Before the court are the motions of the Louisiana defendants and the federal defendants to dismiss plaintiffs complaint and plaintiffs motion for leave to amend his complaint. Upon consideration of the motions, the opposition thereto, and the record of this case, the court concludes *150that defendants’ motions must be granted and plaintiffs motion must be denied as futile.

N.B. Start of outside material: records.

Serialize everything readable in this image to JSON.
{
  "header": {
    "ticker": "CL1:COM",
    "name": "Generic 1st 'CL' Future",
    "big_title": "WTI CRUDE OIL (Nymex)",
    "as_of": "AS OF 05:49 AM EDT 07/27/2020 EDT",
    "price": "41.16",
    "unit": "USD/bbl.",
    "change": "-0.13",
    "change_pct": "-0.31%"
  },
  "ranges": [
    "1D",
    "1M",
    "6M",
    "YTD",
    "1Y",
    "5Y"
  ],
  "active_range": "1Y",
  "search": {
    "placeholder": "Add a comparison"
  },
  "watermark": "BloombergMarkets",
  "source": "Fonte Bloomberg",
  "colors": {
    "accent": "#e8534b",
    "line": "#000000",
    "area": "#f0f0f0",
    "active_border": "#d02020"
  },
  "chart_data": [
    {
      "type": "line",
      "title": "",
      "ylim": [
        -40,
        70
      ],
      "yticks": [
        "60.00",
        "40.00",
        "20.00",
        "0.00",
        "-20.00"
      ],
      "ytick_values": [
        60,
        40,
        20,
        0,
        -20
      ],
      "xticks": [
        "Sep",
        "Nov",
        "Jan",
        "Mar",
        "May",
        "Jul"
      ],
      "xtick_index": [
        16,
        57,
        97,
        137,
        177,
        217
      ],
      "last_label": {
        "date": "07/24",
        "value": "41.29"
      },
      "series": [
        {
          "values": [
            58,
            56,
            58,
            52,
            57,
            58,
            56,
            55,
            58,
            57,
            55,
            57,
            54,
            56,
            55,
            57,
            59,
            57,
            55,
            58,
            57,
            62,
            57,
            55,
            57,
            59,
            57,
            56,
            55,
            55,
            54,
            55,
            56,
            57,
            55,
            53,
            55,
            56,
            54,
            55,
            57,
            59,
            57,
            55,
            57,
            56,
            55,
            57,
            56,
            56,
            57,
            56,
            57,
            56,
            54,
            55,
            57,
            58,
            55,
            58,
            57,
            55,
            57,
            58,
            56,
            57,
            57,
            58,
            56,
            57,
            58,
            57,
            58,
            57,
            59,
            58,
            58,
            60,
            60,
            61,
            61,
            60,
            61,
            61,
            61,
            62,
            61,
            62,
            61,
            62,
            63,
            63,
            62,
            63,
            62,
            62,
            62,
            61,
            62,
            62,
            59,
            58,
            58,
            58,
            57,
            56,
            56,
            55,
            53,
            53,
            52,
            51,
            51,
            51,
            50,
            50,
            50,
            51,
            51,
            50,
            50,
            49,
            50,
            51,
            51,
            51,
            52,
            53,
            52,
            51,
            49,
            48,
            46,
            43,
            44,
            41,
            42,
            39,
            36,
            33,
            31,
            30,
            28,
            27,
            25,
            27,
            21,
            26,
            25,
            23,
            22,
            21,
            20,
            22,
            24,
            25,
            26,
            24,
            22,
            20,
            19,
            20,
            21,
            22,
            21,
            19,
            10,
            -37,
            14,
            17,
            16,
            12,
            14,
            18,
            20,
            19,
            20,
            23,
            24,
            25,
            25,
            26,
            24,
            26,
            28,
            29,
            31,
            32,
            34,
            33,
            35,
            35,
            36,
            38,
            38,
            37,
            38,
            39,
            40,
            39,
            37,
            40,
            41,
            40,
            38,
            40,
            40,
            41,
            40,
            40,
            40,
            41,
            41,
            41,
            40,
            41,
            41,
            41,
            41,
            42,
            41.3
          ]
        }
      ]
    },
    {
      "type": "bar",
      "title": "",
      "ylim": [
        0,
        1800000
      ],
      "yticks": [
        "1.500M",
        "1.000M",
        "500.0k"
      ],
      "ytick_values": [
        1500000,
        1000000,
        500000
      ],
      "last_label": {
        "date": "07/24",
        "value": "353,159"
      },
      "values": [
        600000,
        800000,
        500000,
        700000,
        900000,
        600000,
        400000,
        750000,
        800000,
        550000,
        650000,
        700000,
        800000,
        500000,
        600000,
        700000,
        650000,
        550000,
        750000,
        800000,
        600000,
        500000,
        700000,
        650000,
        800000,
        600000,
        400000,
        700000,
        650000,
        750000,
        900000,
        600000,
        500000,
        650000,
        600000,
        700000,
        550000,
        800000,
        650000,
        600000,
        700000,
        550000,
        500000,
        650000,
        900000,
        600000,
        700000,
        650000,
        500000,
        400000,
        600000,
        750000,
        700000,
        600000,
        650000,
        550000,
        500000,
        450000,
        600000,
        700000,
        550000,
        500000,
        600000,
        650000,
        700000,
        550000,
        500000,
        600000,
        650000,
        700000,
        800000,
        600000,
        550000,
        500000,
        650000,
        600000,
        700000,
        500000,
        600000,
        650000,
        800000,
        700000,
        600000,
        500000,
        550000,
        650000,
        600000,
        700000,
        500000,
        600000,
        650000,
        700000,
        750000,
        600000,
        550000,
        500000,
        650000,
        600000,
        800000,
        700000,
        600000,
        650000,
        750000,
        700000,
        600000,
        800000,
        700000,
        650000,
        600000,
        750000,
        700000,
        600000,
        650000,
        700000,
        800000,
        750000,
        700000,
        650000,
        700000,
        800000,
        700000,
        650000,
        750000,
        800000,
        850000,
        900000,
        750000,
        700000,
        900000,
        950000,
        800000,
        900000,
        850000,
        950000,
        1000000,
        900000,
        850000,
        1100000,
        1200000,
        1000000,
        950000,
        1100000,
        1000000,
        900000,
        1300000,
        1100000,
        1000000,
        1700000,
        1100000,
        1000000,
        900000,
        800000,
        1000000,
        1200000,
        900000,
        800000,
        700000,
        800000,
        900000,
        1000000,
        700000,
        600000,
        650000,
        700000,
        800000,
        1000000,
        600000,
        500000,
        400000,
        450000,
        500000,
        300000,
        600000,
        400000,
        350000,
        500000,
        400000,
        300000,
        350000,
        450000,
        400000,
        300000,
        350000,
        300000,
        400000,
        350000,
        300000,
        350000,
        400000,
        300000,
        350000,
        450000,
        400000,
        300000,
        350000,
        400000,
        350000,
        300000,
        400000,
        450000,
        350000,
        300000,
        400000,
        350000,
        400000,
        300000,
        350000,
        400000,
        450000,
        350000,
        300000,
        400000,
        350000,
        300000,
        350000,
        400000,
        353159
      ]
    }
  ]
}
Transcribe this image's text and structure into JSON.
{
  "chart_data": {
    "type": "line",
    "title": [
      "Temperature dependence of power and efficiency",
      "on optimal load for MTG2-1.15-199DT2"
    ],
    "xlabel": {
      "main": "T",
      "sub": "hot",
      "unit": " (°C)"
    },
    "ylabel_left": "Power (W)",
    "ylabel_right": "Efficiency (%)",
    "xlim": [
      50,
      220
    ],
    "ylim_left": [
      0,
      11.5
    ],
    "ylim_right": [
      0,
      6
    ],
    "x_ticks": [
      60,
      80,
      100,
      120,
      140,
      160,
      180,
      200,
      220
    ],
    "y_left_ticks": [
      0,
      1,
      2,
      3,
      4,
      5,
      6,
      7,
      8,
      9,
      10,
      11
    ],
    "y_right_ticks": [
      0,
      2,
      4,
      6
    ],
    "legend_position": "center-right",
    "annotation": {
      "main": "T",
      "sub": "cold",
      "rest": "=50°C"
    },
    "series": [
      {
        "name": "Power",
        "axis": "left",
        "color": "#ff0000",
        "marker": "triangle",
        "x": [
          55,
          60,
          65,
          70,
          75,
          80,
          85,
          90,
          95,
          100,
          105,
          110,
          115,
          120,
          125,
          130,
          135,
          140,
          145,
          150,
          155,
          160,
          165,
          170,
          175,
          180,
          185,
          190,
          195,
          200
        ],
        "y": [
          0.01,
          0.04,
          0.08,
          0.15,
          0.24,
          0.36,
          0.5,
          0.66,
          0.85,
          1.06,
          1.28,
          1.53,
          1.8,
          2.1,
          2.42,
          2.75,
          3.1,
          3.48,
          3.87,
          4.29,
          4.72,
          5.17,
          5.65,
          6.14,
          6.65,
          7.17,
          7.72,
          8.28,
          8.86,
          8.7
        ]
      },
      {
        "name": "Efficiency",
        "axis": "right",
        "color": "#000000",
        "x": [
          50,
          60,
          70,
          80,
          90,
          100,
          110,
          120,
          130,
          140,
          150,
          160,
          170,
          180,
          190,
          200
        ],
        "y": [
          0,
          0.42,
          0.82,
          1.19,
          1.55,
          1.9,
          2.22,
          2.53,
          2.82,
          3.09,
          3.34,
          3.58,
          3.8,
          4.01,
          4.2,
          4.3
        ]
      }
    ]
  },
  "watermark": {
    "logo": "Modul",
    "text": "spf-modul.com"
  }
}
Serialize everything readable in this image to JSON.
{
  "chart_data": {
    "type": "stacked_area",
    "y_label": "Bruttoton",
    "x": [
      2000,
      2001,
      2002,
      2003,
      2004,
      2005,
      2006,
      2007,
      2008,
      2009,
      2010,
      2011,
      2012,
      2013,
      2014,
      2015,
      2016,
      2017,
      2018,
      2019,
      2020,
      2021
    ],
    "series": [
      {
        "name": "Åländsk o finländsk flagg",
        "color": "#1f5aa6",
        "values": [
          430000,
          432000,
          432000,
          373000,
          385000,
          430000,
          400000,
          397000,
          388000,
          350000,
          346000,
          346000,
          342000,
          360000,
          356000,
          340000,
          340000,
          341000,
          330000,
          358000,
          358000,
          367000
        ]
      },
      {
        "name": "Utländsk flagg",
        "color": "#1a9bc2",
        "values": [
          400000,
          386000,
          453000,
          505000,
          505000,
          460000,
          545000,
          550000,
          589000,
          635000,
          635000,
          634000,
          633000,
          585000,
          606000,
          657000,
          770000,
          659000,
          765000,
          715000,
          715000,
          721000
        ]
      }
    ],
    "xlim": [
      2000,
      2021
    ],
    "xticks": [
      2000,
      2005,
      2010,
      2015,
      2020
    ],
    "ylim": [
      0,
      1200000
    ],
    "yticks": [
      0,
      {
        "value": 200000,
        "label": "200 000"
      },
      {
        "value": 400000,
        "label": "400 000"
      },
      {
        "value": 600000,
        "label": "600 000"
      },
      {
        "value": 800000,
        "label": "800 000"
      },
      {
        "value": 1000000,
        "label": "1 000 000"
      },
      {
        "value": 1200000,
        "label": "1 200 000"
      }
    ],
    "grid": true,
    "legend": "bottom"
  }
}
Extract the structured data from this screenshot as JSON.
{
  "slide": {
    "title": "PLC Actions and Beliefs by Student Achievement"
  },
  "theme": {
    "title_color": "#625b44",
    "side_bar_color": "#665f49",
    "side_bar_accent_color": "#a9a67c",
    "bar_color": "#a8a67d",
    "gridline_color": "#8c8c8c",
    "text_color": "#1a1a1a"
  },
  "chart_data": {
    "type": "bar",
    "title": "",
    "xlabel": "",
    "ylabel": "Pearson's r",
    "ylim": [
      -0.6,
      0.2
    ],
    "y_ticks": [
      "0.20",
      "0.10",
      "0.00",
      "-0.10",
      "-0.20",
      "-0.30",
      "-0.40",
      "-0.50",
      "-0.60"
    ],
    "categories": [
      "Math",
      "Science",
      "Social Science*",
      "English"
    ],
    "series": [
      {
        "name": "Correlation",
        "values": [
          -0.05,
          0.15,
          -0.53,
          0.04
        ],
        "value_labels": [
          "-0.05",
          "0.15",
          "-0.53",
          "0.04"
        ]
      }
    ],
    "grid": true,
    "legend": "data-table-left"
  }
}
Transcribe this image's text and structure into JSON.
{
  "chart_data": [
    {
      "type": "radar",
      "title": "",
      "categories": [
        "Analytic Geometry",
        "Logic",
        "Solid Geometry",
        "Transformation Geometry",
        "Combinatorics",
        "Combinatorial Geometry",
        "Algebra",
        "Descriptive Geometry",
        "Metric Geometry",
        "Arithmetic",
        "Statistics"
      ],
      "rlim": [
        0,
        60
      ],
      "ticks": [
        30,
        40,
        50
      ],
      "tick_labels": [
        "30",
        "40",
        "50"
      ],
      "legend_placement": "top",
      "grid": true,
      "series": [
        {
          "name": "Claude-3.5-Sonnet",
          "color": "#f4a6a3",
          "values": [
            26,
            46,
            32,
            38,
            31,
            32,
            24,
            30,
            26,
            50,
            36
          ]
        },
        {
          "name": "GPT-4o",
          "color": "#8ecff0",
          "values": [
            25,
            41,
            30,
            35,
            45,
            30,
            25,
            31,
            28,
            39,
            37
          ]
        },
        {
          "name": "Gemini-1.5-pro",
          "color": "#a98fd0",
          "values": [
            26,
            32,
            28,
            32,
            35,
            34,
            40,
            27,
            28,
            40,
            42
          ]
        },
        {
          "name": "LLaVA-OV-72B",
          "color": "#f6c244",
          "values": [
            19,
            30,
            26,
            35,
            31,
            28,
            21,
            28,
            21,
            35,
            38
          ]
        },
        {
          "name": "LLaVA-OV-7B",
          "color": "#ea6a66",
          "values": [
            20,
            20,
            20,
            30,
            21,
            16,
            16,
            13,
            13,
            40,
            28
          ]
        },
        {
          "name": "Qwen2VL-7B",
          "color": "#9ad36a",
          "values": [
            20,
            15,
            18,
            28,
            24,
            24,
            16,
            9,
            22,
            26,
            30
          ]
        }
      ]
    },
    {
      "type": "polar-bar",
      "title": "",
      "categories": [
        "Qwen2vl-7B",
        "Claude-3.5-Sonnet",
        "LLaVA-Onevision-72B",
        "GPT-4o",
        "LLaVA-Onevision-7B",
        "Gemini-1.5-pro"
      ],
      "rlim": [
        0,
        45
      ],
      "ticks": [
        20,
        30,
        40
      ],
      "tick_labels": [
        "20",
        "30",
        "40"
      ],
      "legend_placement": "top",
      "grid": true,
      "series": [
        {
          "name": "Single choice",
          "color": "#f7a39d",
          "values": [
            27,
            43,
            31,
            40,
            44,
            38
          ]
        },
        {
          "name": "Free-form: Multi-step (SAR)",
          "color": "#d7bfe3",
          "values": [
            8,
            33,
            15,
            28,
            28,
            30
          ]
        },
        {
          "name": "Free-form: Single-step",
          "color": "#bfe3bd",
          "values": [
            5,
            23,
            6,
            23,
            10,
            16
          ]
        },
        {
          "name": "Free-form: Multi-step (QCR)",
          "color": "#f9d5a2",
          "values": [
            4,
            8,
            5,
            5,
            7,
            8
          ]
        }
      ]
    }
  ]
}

The complaint must be dismissed for the following reasons: (1) judges enjoy absolute immunity from civil claims when the complaint, as here, challenges actions taken as part of their official duties, Butz v. Economou, 438 U.S. 478, 511, 98 S.Ct. 2894, 57 L.Ed.2d 895 (1978); Pierson v. Ray, 386 U.S. 547, 554, 87 S.Ct. 1213, 18 L.Ed.2d 288 (1967); (2) the President is entitled to absolute immunity for any action taken in the course of his official duties, Clinton v. Jones, 520 U.S. 681, 693, 117 S.Ct. 1636, 137 L.Ed.2d 945 (1997); (3) neither a state nor its officials acting-in their official capacities are “persons” capable of suit under 42 U.S.C. § 1983 for money damages, Will v. Mich. Dep’t of State Police, 491 U.S. 58, 71, 109 S.Ct. 2304, 105 L.Ed.2d 45 (1989); (4) the complaint fails to state a claim against officials sued in their personal capacities under § 1983 who are entitled to qualified immunity because there are no allegations that the officials’ conduct “violate[d] clearly established statutory or constitutional rights of which a reasonable person would have known,” Harlow v. Fitzgerald, 457 U.S. 800, 818, 102 S.Ct. 2727, 73 L.Ed.2d 396 (1982); (5) under the Rooker-Feldman abstention doctrine, this court has no jurisdiction over actions which essentially seek “appellate review of the state judgment in a United States district court, based on the losing party’s claim that the state judgment itself violates the loser’s federal rights,” Johnson v. De Grandy, 512 U.S. 997, 1005-06, 114 S.Ct. 2647, 129 L.Ed.2d 775 (1994); and (6) a state prisoner’s claim for money damages arising out of his conviction or confinement must first be brought in habeas, Wilkinson v. Dotson, 544 U.S. 74, 81-82, 125 S.Ct. 1242, 161 L.Ed.2d 253 (2005) (habeas is exclusive remedy if success of an action “would necessarily demonstrate the invalidity of confinement or its duration”). These insuffi-ciencies appearing in the complaint would not be cured if plaintiff were permitted to amend his complaint.
Furthermore, the court notes that this suit is a frivolous action that fails to state a claim for relief, and thereby qualifies as “one strike” in the “three strikes” provision of the Prison Litigation Reform Act. See 28 U.S.C. § 1915(g).
A separate order of dismissal accompanies this memorandum opinion.